Golden Gate Capital Insurer PHL Veers to Liquidation as Rehab Hopes Fade

(Bloomberg) — State regulators are abandoning a plan to rehabilitate PHL Variable Insurance Co. and may pursue liquidation after finding the struggling life insurer, acquired a decade ago by private equity firm Golden Gate Capital, is in worse shape than previously thought.
If the firms do not agree to an acceptable settlement, they could sue Golden Gate and its Nassau Financial Group insurance arm for allegations including breach of fiduciary duty, officials said. Nassau said in a statement that such accusations were “unfair.”
Seeking rehabilitation no longer seems possible, Joshua Hershman, interim head of Connecticut’s insurance department, wrote in a court filing on New Year’s Eve. Hershman, who also acts as a rehabilitator, said PHL does not have sufficient assets to ensure that a strategy such as selling viable operations and restructuring other parts would result in larger payouts to policyholders than liquidation.
“It turned out that all of PHL’s business blocks were financially damaged,” according to the application. “The rehabilitation expert believes that any plan to resolve PHL’s liabilities should include a liquidation order.”
PHL, acquired by Golden Gate’s Nassau, has now become a cautionary tale as private equity firms move into life insurance and reshape the industry. Although some of PHL’s problems occurred before the takeover, officials later said investments under its new ownership did not perform as well as expected and agreements with affiliated reinsurers failed to maintain sufficient capital. In last year’s court updates, officials estimated PHL was facing a $2.2 billion shortfall.

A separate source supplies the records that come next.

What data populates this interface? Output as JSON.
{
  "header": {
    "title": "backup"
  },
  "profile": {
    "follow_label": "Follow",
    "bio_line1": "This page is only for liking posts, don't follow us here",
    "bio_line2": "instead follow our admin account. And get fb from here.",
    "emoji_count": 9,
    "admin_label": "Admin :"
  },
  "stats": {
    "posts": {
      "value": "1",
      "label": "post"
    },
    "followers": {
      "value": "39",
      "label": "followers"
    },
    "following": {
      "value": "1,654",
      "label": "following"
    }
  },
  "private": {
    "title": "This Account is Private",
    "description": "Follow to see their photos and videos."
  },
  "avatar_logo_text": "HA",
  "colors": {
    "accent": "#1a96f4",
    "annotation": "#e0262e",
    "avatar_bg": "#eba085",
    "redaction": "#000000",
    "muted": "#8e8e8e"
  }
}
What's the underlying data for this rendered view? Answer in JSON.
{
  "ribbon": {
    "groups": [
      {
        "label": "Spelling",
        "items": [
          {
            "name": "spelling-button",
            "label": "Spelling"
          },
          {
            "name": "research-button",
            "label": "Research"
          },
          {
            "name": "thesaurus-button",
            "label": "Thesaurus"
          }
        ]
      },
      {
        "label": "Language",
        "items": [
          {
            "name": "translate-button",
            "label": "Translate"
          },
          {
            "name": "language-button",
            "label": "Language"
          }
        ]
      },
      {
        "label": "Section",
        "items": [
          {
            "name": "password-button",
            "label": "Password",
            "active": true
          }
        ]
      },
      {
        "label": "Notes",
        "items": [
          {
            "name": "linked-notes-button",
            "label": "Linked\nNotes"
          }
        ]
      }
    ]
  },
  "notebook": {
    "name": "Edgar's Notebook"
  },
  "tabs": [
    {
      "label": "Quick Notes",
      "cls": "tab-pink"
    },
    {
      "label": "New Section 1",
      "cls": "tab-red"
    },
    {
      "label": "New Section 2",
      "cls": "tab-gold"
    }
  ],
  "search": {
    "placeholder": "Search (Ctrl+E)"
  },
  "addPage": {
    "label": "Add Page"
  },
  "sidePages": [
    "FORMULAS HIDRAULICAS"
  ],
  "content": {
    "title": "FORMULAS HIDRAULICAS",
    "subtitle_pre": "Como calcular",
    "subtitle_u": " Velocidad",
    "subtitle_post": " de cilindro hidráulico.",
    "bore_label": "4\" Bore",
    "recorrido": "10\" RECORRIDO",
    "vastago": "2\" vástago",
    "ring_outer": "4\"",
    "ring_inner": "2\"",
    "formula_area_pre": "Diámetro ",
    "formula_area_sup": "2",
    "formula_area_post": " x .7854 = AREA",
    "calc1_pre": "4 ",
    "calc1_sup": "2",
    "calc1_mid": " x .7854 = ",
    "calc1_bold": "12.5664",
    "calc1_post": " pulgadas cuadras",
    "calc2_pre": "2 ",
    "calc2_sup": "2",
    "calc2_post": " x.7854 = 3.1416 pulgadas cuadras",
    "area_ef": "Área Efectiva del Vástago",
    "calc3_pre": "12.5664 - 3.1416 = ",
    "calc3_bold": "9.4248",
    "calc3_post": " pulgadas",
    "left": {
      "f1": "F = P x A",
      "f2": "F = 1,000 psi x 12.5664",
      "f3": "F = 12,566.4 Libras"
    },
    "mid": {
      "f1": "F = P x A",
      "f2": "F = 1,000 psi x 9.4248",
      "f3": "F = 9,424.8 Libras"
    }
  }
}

The Connecticut regulator, which initially sought to overhaul PHL’s finances, had withheld more than $500 million in eggs as of last September, sending the business into a rehabilitation process that limits payments to customers.
This left many policyholders in a difficult situation; Some complained that they had to continue paying premiums to keep policies active without being absolutely sure of the benefits.
“The rehabilitation expert acknowledges that the passage of time in the rehabilitation process creates hardship for some policyholders,” Hershman said in Wednesday’s filing.
The rehabilitation expert said his office identified potential legal claims against third parties, including Nassau entities and their Golden Gate parent company, including breach of fiduciary duty, breach of contract and avoidable transfers.
“If an acceptable resolution that is in the best interest of the policyholders cannot be reached, the rehabilitation specialist intends to file a lawsuit against the relevant entities,” according to the application. The regulator said negotiations were ongoing but noted that both Nassau and Golden Gate “challenged the validity of any claims.”
Nassau said in a separate statement that the transactions in which the rehabilitator faulted Golden Gate’s ownership were carried out after review and approval by the state regulator. He blamed PHL’s problems on a bloc of universal life policies enacted between 2004 and 2008, which are now largely in the hands of institutional investors.
“As the rehabilitator acknowledges, PHL’s financial difficulties predate Nassau’s participation in PHL by a decade,” Nassau said. “We continue to cooperate in an effort to reach a resolution and provide administrative support to PHL. However, should the rehabilitator file suit, we will defend ourselves vigorously and expect to prevail on the merits.”
A representative for Golden Gate declined to comment.
When life insurers and annuity providers in the U.S. fail to meet their obligations, customers can still receive at least some of their benefits from a government guaranty association funded by assessments from other insurance companies.
However, these supports have limits; for annual income usually around $250,000. The PHL regulator said it was still trying to obtain larger payouts through partial sales or a reinsurance transaction with third parties.